Decorridos dois anos após a nossa chegada, acontece o 25 de Abril. A Vila de Peniche, encontrava-se marcada no regime de então, pela existência de uma prisão de presos políticos. Para controlar a situação em Peniche, inicialmente foi destacada uma companhia que se encontrava no quartel da Figueira da Foz, tendo à entrada de Peniche, instalado todo o seu equipamento militar direccionado para o forte de Peniche (Prisão).

25 de Abril de 1974 - Capitão Rocha Santos da C.C.S. a prestar esclarecimentos à população de Peniche, na primeira entrada do forte de Peniche onde, ainda permaneciam os PRESOS POLÍTICOS

 

Ainda com o bicho da passagem por Cabinda, dirigi-me ao local e, instantaneamente debrucei-me sobre uma peça de artilharia ali montada procurando, através da respectiva mira saber para onde a mesma se encontrava dirigida ora, quando surge uma voz grossa e uma mão bastante firme puxando pela traseira do colarinho do casaco que vestia e me diz “Que estás a fazer” ao virar-me, encarei com o HOMEM que, dois anos antes me tinha despedido em Cabinda com o qual tinha tido uma relação militar e humana estreita.

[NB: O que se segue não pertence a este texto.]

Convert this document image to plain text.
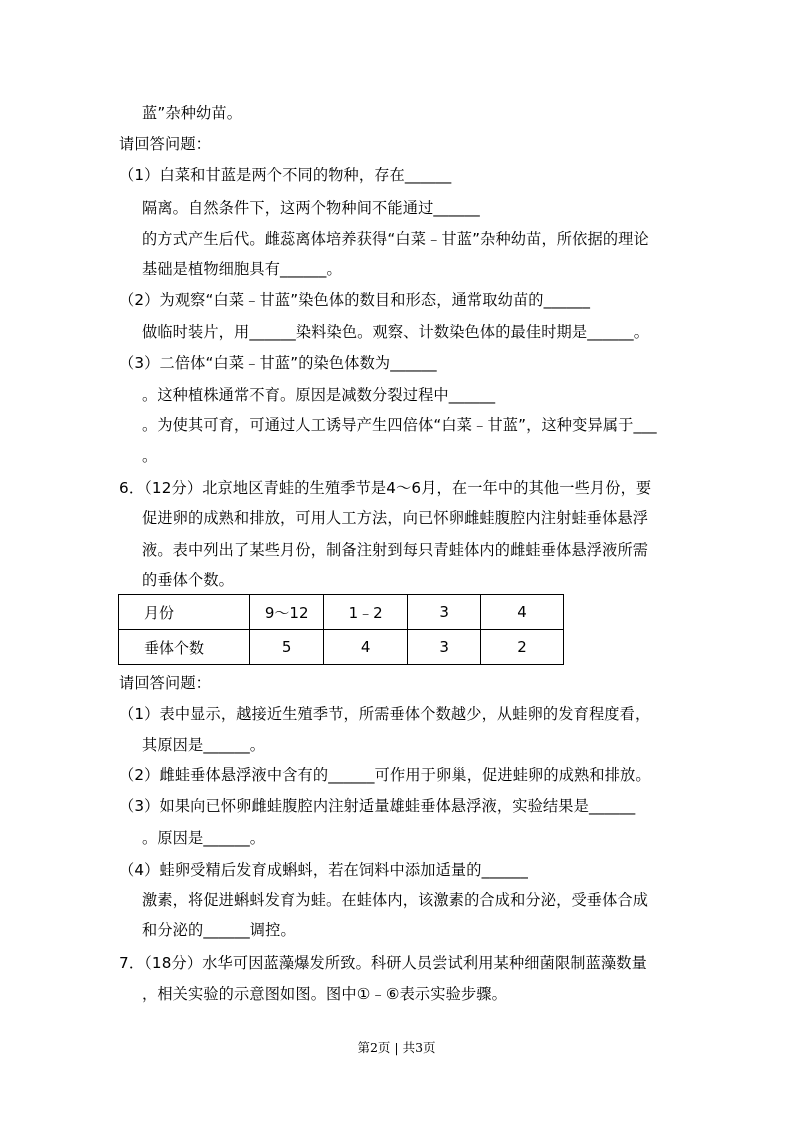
蓝”杂种幼苗。
请回答问题：
（1）白菜和甘蓝是两个不同的物种，存在______
隔离。自然条件下，这两个物种间不能通过______
的方式产生后代。雌蕊离体培养获得“白菜﹣甘蓝”杂种幼苗，所依据的理论
基础是植物细胞具有______。
（2）为观察“白菜﹣甘蓝”染色体的数目和形态，通常取幼苗的______
做临时装片，用______染料染色。观察、计数染色体的最佳时期是______。
（3）二倍体“白菜﹣甘蓝”的染色体数为______
。这种植株通常不育。原因是减数分裂过程中______
。为使其可育，可通过人工诱导产生四倍体“白菜﹣甘蓝”，这种变异属于___
。
6．（12分）北京地区青蛙的生殖季节是4～6月，在一年中的其他一些月份，要
促进卵的成熟和排放，可用人工方法，向已怀卵雌蛙腹腔内注射蛙垂体悬浮
液。表中列出了某些月份，制备注射到每只青蛙体内的雌蛙垂体悬浮液所需
的垂体个数。
月份	9～12	1﹣2	3	4
垂体个数	5	4	3	2
请回答问题：
（1）表中显示，越接近生殖季节，所需垂体个数越少，从蛙卵的发育程度看，
其原因是______。
（2）雌蛙垂体悬浮液中含有的______可作用于卵巢，促进蛙卵的成熟和排放。
（3）如果向已怀卵雌蛙腹腔内注射适量雄蛙垂体悬浮液，实验结果是______
。原因是______。
（4）蛙卵受精后发育成蝌蚪，若在饲料中添加适量的______
激素，将促进蝌蚪发育为蛙。在蛙体内，该激素的合成和分泌，受垂体合成
和分泌的______调控。
7．（18分）水华可因蓝藻爆发所致。科研人员尝试利用某种细菌限制蓝藻数量
，相关实验的示意图如图。图中①﹣⑥表示实验步骤。
第2页 | 共3页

Foi um momento de alegria por ver que este HOMEM, muitas das vezes desprezado pelo comandante do Batalhão naquela hora, estava a cumprir uma parte daquilo que conversámos muitas vezes a sós “A LIBERDADE” e, naquele dia, apesar de não terem mantimentos, ali estava firme com todos os seus homens que o acompanhavam em mais uma tarefa na defesa da integridade moral de um Povo amordaçado por um sistema que, apesar deste esforço, não conseguiu alterar o rumo vindo a continuar o mesmo regime mas agora “Ditadura dos Partidos” talvez ninguém estivesse à espera deste desfecho mas, a situação actual (2012) era efectivamente o receio que este HOMEM sempre se preocupou nas conversas que tivemos.
Durante os dias de permanência desta unidade militar na entrada de Peniche, enquanto decorriam as negociações entre os militares e a unidade da GNR que se encontrava no interior do forte, fui estabelecendo contacto com o Capitão que comandava aquela unidade, com a convicção que se estava ali a cumprir um dos ideais que este HOMEM mantinha no seu espírito de um ser humano com muito valor mas que, foi muito mal compreendido.

"Este, foi o último contato que tive com este HOMEM, exigente, íntegro, Amigo do seu subordinado, lamento não ter tinho conhecimento do seu falecimento, por diversos motivos, vem muitas vezes à minha memória e, sei que onde ele esteja está a cuidar de todos aqueles de quem ele CONFIAVA".
Esta, foi a forma que eu encontrei para que as memórias não se apaguem sobretudo, quando defendemos causas de justiça e de direitos humanos.